My own private bath too, with a shower about 2 feet higher than the floor.
And this big guy to keep me company.
Tyson has a great sound system and we enjoyed relaxing in his living room to classic rock.
That little guy on her lap is called Moose so I kissed him too just for luck.
When I first arrived, I was tired, dripping in sweat, the GPS was confused and there were 3 places that could have been his place. Unfortunately each place was a steep, gravel path up. Glad I chose the right one!
The next morning Tyson made some scary looking green shake for Jenn and I opted for some black coffee instead.
Today I was going to get to Portland and visit Danny, a friend from Phoenix I used to hang with. He's a mutual friend of Courtnay (in Skagway) and she suggested we meet up. I practically invited myself to stay the night...you'll see why after the photos I'm about to show you.
But first the ride that day...I got to finally ride the 25. Remember that was the road that was closed that I warned the other riders to not take a month earlier. Wound my way around Mount St Helens
Got to Portland in the late afternoon and Danny took me to a food truck court for dinner.
There were a lot of food options. We both decided on the Mediterranean place but after some bizarre stressed out exchange with the lady behind the counter, decided on some fried chicken instead. Boy was it delicious! Back to the land of coleslaw made with vinegar and mayo. yahoo!
Their very cool arts and craft house but wait till you see inside....
My room. Super soft, comfy bed again. I had an AC unit in the window and thick drapes over the windows. It was pitch black in that room and I loved it.
Don't see these everyday.
Bad ass African stuff.
BTW, this is still only my room!!!!
It looked real....
The front living room
Massive weird masks
More cool, weird stuff
The next morning we went to Arleta Cafe. For me this was a special event because back in March when I was visiting my mom in Quebec we watched a foodie road show that highlighted this place.
I couldn't decide what I wanted so I got 3 things: eggs with meat. bacon and sausage biscuit sauce.
Yep I ate it all.
Danny posed by my bike and sent me off smiling and stuffed.
I got a late start that day and rode about as fast as I could down the 97, through Bend, in scorching heat. I had to stop for oil since the level was a bit low the night before when I checked it. I passed Crater Lake and stopped at the same BBQ joint in Klamath Falls and told the gals there that I had been there exactly a month before on my way to Alaska.
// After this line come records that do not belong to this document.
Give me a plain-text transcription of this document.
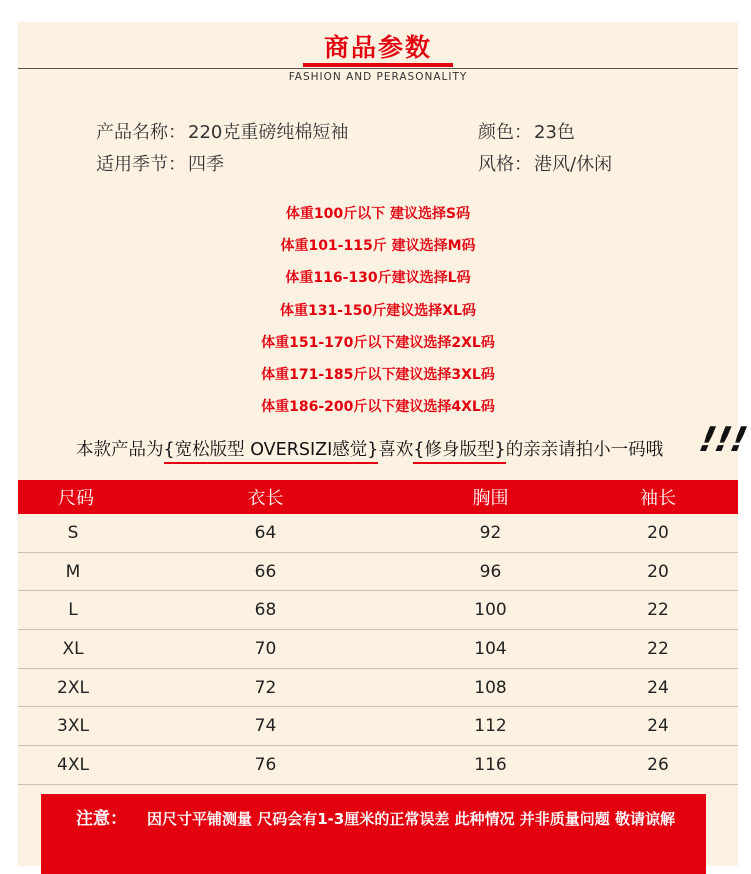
商品参数
FASHION AND PERASONALITY
产品名称： 220克重磅纯棉短袖	颜色： 23色
适用季节： 四季	风格： 港风/休闲
体重100斤以下 建议选择S码
体重101-115斤 建议选择M码
体重116-130斤建议选择L码
体重131-150斤建议选择XL码
体重151-170斤以下建议选择2XL码
体重171-185斤以下建议选择3XL码
体重186-200斤以下建议选择4XL码
本款产品为{宽松版型 OVERSIZI感觉}喜欢{修身版型}的亲亲请拍小一码哦 !!!
尺码	衣长	胸围	袖长
S	64	92	20
M	66	96	20
L	68	100	22
XL	70	104	22
2XL	72	108	24
3XL	74	112	24
4XL	76	116	26
注意： 因尺寸平铺测量 尺码会有1-3厘米的正常误差 此种情况 并非质量问题 敬请谅解
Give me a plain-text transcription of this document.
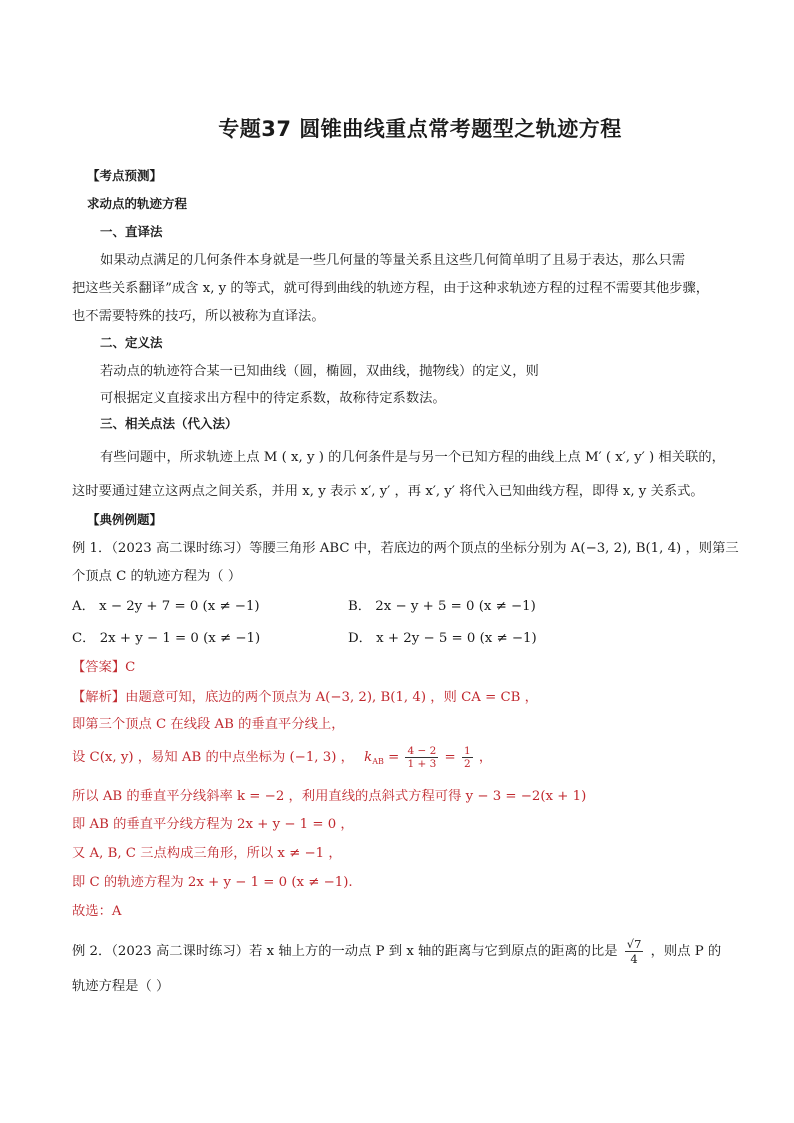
专题37 圆锥曲线重点常考题型之轨迹方程
【考点预测】
求动点的轨迹方程
一、直译法
如果动点满足的几何条件本身就是一些几何量的等量关系且这些几何简单明了且易于表达，那么只需
把这些关系翻译”成含 x, y 的等式，就可得到曲线的轨迹方程，由于这种求轨迹方程的过程不需要其他步骤，
也不需要特殊的技巧，所以被称为直译法。
二、定义法
若动点的轨迹符合某一已知曲线（圆，椭圆，双曲线，抛物线）的定义，则
可根据定义直接求出方程中的待定系数，故称待定系数法。
三、相关点法（代入法）
有些问题中，所求轨迹上点 M ( x, y ) 的几何条件是与另一个已知方程的曲线上点 M′ ( x′, y′ ) 相关联的，
这时要通过建立这两点之间关系，并用 x, y 表示 x′, y′ ，再 x′, y′ 将代入已知曲线方程，即得 x, y 关系式。
【典例例题】
例 1．（2023 高二课时练习）等腰三角形 ABC 中，若底边的两个顶点的坐标分别为 A(−3, 2), B(1, 4) ，则第三
个顶点 C 的轨迹方程为（ ）
A． x − 2y + 7 = 0 (x ≠ −1)	B． 2x − y + 5 = 0 (x ≠ −1)
C． 2x + y − 1 = 0 (x ≠ −1)	D． x + 2y − 5 = 0 (x ≠ −1)
【答案】C
【解析】由题意可知，底边的两个顶点为 A(−3, 2), B(1, 4) ，则 CA = CB ，
即第三个顶点 C 在线段 AB 的垂直平分线上，
设 C(x, y) ，易知 AB 的中点坐标为 (−1, 3) ， $k_{AB} = \frac{4 - 2}{1 + 3} = \frac{1}{2}$ ，
所以 AB 的垂直平分线斜率 k = −2 ，利用直线的点斜式方程可得 y − 3 = −2(x + 1)
即 AB 的垂直平分线方程为 2x + y − 1 = 0 ，
又 A, B, C 三点构成三角形，所以 x ≠ −1 ，
即 C 的轨迹方程为 2x + y − 1 = 0 (x ≠ −1).
故选：A
例 2．（2023 高二课时练习）若 x 轴上方的一动点 P 到 x 轴的距离与它到原点的距离的比是 $\frac{√7}{4}$ ，则点 P 的
轨迹方程是（ ）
Their jaws dropped.
Stable frenzy had now officially set in. I was doing everything I could to avoid going on the I-5 but I wanted to get as close to home as possible and California is a long state. After taking another single lane road around Mt Shasta and missing a lightening storm by mere minutes settled in a KOA campsite complete with blaring trains all night long every 40 minutes like clockwork.
It was a miserable night. Followed by a miserable last day of riding through some really hot weather but I arrived home, made myself 3 margaritas in a row and celebrated.
This is my last post. Thanks for sharing the adventure. Get out there and have your own adventure, you only live once.
I'll leave you with my favorite photo from the bizarre curio house in Portland.
Thanks again for the great story and pictures. Hate to see the story end.....you done good!
And the bike....yea, you got a winner!
What a great trip. Thanks for taking us along. Maybe I'll have a chance to buy you a beer next time I'm up in your neck of the woods, or you're down here in mine.
Great photos and some wonderful suggestions for places to visit.
Bravo Special Agent! A great RR with spectacular pics. Thanks for taking us along on your adventure!
That was a great trip! Thanks for sharing and letting us come along for the ride
I have enjoyed your ride! Thanks for taking me along...
Great ride report - thanks for taking us along
the spirits of ADV riders everywhere sustained me through it all!
especially the big, loose gravel on the Denali. what fun!
Thank you, Nancy, for a great read, I enjoyed every single post.
(from a fellow Montrealer...)
Glad to hear it.
You rode through my town of Oakridge! I eat at Manley's all the time. Cool story and I love the pics.